Bill4Time is proud to be part of the Kennedy & Mighell Report by Legal Talk Network. Here’s a little commentary to give you some insight into one of their podcasts.
The legal technology duo is at it again! In this podcast, they respond to the reality of how most lawyers are still not using computers for note-taking. The legal pad is still prominent in the court houses and conferences. Maybe touch screen technology is a good contender.
In Defense of the Computer
The greatest benefit to using a computer when taking notes is the fact that your notes are already digitalized. And this opens a flood of benefits:
- You don’t have to go back and retype your notes.
- You can quickly copy and paste little tidbits of the conference and Tweet them.
- You can quickly extract the most important parts of your notes.
- You have all your information condensed in a single place.
- You can transfer your notes quickly to a spreadsheet, a flash drive, email, etc.
- And if you’re tracking your time, you have it right there on your screen!
iPhone, Windows 7 and the Legal Technology World
Remember those computer notepads? You used a stylus to write things on the screen? Well, it didn’t fly so well with lawyers. Some embraced it but the problem was the format. Since many weren’t using it, it was a hassle to convert the documents all the time.
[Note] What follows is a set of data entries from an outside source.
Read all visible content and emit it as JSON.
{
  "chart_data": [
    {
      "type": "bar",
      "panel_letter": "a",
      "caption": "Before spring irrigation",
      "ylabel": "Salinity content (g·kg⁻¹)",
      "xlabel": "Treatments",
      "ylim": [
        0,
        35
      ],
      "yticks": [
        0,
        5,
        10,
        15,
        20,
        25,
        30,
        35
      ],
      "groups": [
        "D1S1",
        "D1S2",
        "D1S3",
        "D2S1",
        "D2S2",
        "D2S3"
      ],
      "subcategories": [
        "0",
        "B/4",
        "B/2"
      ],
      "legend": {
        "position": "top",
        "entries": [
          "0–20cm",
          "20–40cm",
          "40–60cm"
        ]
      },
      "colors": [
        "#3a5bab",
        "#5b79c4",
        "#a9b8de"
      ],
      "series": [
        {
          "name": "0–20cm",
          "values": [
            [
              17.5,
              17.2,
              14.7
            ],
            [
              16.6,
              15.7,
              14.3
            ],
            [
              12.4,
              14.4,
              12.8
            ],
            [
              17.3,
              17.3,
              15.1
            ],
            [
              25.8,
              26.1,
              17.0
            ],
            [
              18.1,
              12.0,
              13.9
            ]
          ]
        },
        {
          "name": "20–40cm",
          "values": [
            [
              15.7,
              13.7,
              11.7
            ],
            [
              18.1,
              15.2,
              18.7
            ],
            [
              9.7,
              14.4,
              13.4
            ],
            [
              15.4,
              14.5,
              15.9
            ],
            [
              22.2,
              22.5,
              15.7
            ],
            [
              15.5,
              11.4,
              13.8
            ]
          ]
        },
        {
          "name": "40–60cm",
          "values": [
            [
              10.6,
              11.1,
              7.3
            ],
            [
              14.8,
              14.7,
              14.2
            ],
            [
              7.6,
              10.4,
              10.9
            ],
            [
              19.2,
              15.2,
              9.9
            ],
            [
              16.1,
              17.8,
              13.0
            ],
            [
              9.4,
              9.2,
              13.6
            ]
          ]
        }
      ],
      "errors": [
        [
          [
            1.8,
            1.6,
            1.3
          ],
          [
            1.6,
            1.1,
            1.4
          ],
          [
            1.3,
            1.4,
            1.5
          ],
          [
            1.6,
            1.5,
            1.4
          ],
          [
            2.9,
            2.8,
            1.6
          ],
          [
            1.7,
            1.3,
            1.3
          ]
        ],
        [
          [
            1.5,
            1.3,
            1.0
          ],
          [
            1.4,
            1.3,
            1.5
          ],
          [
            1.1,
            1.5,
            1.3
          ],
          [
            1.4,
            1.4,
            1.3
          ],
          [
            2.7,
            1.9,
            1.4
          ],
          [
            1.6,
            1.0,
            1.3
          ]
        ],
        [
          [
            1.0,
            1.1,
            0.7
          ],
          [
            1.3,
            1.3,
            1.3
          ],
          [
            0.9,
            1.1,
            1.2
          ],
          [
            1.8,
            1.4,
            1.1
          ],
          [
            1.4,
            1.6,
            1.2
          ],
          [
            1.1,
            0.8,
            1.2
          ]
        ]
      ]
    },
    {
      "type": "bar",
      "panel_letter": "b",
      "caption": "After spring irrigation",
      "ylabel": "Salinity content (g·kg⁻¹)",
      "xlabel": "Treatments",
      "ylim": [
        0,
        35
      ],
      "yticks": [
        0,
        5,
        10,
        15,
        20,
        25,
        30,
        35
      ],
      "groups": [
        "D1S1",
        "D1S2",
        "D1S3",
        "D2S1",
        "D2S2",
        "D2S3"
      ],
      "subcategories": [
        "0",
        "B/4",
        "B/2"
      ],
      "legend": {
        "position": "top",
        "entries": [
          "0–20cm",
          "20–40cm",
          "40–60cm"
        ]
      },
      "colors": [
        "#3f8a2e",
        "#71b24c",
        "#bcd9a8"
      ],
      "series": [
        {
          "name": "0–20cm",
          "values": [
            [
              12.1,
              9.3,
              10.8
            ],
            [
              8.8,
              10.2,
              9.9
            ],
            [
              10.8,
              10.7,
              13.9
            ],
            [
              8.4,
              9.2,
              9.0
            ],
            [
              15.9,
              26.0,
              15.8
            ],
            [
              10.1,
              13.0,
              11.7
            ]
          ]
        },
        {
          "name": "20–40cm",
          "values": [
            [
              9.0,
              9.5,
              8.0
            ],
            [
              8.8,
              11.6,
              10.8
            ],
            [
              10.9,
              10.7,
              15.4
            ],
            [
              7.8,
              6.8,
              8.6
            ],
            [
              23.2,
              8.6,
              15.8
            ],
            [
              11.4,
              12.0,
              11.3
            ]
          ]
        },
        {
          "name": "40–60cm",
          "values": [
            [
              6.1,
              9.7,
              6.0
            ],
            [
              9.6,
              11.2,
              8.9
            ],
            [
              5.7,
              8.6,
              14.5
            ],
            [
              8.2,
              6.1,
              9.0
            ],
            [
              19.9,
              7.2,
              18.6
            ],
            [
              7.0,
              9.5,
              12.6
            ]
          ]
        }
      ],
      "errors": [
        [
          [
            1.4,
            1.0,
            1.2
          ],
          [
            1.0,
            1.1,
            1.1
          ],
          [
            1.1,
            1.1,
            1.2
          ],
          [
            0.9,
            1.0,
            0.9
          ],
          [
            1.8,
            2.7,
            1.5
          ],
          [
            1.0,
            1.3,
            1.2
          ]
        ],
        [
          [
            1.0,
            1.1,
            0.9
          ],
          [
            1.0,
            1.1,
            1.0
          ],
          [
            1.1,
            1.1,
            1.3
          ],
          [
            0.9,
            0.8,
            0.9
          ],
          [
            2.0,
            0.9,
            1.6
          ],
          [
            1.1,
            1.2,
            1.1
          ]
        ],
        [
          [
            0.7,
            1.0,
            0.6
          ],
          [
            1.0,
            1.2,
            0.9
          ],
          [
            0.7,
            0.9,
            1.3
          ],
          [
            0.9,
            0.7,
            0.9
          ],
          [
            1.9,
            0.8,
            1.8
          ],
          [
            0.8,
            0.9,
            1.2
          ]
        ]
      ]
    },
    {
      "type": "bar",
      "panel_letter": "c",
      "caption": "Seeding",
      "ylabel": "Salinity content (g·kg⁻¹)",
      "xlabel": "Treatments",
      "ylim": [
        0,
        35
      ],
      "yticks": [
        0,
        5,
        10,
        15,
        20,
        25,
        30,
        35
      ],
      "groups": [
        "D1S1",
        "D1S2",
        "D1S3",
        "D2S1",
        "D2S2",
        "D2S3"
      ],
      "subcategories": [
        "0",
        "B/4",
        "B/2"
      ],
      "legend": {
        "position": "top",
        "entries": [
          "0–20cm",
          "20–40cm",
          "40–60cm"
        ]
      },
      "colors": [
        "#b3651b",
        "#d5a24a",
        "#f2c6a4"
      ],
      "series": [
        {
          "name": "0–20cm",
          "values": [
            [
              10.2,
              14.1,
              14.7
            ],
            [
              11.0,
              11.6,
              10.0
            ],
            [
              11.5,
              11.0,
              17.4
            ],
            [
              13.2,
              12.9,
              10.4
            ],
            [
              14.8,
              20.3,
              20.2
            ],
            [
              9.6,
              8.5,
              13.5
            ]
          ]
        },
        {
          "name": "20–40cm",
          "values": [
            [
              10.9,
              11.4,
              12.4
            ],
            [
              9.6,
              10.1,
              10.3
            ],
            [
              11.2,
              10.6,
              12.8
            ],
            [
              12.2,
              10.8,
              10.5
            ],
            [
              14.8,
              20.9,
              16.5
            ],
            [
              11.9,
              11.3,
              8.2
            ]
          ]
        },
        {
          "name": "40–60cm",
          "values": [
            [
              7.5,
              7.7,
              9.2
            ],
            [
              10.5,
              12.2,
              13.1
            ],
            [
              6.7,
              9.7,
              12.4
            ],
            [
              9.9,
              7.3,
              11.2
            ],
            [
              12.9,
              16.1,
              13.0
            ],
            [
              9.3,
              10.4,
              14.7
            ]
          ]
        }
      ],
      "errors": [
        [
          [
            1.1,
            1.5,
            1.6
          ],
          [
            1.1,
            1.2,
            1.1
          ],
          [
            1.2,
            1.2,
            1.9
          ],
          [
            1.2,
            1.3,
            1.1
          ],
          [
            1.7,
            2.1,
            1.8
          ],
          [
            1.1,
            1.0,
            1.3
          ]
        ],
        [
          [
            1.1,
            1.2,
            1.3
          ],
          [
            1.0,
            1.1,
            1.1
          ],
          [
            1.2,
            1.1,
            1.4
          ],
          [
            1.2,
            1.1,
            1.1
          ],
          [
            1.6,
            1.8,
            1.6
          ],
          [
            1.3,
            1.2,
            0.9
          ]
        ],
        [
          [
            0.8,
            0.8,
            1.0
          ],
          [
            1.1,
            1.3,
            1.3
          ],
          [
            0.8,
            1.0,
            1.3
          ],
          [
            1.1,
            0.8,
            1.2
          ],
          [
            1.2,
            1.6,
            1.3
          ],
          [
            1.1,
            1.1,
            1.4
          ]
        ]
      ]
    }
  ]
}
In the podcast, Kennedy and Mighell made a good point how the iTouch and the iPhone have made it a lot easier – and a lot more fun – to embrace new technology. The number of fun apps and practical apps are tremendous. It’s super easy to use and there’s this “social seal of approval” of the product. With the mass use of it, chances are, the computer experts already went through the main bugs ahead of time. For a few months now, there has been much dialog over the rumored iPad: an Apple notepad that doesn’t require a stylus. It’s just one step further towards the touch-screen movement.
And now we have Windows 7 with touch screen capabilities.
Replacing the legal pad and embracing the kind of legal technology is almost already done:
- We are used to carrying an electronic device wherever we go.
- We are used to typing information about events in real time as we text.
- Many of us are used to touch-screen technology with ATM machines, smart phones and PDA’s.
I can’t say for certain how fast touch-screen technology will be in every courtroom, but I can definitely say that this movement just might reduce the number of tendinitis cases! But seriously, it will increase efficiency in the transmission of information in the legal world.